United Kingdom Spy Agency Intercepted Yahoo Webcam Images

The Guardian reports:

Britain's surveillance agency GCHQ, with aid from the US National Security Agency, intercepted and stored the webcam images of millions of internet users not suspected of wrongdoing, secret documents reveal. 
GCHQ files dating between 2008 and 2010 explicitly state that a surveillance program codenamed Optic Nerve collected still images of Yahoo webcam chats in bulk and saved them to agency databases, regardless of whether individual users were an intelligence target or not. 
In one six-month period in 2008 alone, the agency collected webcam imagery – including substantial quantities of sexually explicit communications – from more than 1.8 million Yahoo user accounts globally.
The BBC's coverage of this story is available here. Yahoo denies knowledge of this program. The agency limited its collection to selected images from webcam chats rather than collecting entire webcam videos. It is not entirely clear why GCHQ sought to collect these images, although the images may have been used to establish a facial identification database.

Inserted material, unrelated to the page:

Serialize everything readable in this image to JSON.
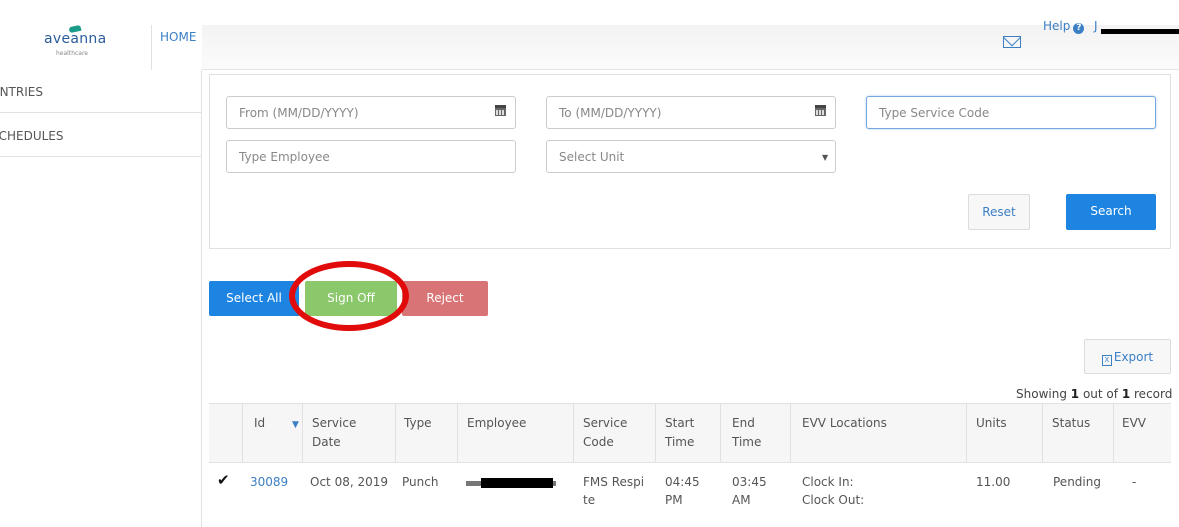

One of the more disturbing aspects of the story is that GCHQ ended up collecting a large number of explicit images through this program. This unpleasant fact is made all the more upsetting by the agency's apparent surprise at collecting these images:

Sexually explicit webcam material proved to be a particular problem forGCHQ, as one document delicately put it: "Unfortunately … it would appear that a surprising number of people use webcam conversations to show intimate parts of their body to the other person. Also, the fact that the Yahoo software allows more than one person to view a webcam stream without necessarily sending a reciprocal stream means that it appears sometimes to be used for broadcasting pornography." 
The document estimates that between 3% and 11% of the Yahoo webcam imagery harvested by GCHQ contains "undesirable nudity".
The Optic Nerve program seems notably bad because it is so invasive and because the purpose of the program is so unclear. Perhaps the images collected in this program could be cross-referenced to a series of mugshots of known criminals or terrorists and combined with the image metadata to determine a location for that individual. But this program seems so invasive and prone to abuse that these benefits are almost certainly outweighed by the program's costs.